Home National Close to N$190 000 for MP spouses’ behaviour training
Close to N$190 000 for MP spouses’ behaviour training

The National Council is set to splash at least N$189 000 on the spouses of its members for a five-day training on how to behave, if a leaked internal memo seen by this reporter is anything to go by. 

The figure, New Era understands, excludes transportation costs. 

Dated 7 August 2023, the missive by acting National Council secretary Efraim Jane is titled ‘Members of Parliament Spouses’ Workshop on Protocol and Etiquette’. 

“This memo serves to inform National Council Members of Parliament (MPs) that the institution (NC) is organising a workshop on protocol and etiquette for the spouses of MPs. This workshop is scheduled to take place from 20-25 August 2023 (inclusive of travelling days),” Jane told the MPs. 

The workshop venue was to be communicated in due course. 

According to insiders, the council will spend at least N$4 500 to cater for the travel and subsistence (S&T) allowances of each spouse. 

If each of the 42 parliamentarians has a spouse, this translates into N$189 000 in S&T that taxpayers will fork out for the behaviour training exercise that people at the National Council have described as a “waste of money”. 

“For purposes of logistical arrangements, MPs are kindly requested to submit the following documents: spouses’ certified copies of ID and bank confirmation letters to the office of Learning and Development.” 

The said documents were due yesterday. 

However, the workshop has been received with unease in the NC’s corridors, where members have been at loggerheads over travelling and its related benefits. 

“This is total nonsense. It is pure wastage of taxpayers’ money,” said an insider who preferred anonymity out of fear of retribution. 

Globetrotting

So far this year, the NC has spent N$3.1 million in travel-related expenditure on inter-parliamentary organisations’ activities.

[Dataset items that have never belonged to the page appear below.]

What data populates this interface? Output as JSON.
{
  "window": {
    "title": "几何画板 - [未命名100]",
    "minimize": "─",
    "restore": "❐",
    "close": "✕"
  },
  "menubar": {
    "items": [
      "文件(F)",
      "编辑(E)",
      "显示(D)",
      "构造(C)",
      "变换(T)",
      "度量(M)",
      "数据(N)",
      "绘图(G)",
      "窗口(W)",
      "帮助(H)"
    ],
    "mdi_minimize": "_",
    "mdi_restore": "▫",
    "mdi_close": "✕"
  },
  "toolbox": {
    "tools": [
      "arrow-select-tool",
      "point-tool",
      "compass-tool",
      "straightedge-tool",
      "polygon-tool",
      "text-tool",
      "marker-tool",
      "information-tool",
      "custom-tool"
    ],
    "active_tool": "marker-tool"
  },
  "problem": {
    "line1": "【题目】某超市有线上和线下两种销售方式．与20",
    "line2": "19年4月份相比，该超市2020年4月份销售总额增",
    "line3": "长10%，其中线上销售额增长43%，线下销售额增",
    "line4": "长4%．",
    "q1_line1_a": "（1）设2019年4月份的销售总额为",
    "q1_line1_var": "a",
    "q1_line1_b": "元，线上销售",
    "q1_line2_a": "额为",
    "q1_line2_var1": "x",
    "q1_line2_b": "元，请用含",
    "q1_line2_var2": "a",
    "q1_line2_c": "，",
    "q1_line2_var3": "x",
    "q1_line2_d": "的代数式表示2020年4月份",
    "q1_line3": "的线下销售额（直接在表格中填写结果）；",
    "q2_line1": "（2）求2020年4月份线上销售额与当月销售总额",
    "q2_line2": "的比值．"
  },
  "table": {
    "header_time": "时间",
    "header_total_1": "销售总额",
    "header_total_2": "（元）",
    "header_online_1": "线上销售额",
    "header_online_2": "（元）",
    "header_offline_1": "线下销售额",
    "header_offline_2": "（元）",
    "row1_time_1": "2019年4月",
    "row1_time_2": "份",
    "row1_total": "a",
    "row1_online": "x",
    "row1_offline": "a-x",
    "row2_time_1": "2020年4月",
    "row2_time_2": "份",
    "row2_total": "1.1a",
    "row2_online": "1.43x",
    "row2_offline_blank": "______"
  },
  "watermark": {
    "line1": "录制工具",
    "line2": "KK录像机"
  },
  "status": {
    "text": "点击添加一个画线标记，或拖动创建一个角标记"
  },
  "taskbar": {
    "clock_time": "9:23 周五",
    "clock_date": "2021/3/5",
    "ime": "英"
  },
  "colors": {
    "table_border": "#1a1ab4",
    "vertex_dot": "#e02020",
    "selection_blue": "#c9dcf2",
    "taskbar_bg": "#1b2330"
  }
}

They include the Pan-African Parliament, SADC Parliamentary Forum, Southern African Development Community Organisation of Public Accounts Committees, and the Inter-Parliamentary Union. 

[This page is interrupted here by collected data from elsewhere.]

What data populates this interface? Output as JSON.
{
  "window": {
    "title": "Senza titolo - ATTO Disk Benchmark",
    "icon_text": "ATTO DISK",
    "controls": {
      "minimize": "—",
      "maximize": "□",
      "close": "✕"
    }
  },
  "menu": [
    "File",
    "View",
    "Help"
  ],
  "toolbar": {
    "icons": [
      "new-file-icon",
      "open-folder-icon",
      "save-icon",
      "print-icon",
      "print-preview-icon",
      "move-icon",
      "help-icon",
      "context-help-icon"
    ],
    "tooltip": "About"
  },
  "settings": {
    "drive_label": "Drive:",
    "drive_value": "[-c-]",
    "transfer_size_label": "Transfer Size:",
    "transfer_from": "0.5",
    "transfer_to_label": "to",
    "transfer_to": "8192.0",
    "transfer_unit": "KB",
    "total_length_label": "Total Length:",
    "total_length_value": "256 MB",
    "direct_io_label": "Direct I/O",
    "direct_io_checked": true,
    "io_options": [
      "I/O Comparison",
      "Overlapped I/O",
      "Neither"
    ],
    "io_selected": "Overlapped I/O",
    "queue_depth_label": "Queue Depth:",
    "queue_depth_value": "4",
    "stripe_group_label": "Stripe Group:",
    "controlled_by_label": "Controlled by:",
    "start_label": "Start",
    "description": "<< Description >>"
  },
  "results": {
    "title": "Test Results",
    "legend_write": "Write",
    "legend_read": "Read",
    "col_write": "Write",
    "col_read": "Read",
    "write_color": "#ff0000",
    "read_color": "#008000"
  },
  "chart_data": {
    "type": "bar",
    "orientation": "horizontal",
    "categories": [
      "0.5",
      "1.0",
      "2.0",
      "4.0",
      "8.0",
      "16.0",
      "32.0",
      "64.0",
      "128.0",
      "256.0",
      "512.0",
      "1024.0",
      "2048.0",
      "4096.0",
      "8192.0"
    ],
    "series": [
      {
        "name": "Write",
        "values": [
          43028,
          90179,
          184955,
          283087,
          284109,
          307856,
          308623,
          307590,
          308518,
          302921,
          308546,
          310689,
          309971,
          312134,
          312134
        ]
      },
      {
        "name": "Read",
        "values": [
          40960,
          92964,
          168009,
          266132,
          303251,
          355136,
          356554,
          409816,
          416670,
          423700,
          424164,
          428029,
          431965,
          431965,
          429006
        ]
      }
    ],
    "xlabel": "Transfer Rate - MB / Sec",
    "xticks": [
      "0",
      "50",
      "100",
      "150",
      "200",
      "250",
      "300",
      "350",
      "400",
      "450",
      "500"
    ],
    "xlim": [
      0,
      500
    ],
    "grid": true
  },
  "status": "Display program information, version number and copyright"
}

“As technocrats, we are under pressure from our MPs. They all just want to travel out of the country when the problems they were elected for are here. Maybe former minister [Bernhardt] Esau was right that S&T is lucrative for parliamentarians and ministers.

Even when it comes to benchmarking, they want to go to Asia or Europe, instead of countries like Botswana and others with similar demographics. The money they spent on travelling can easily be used to even change the lives of street kids that we see in Windhoek every day,” a senior administrator at Parliament said recently.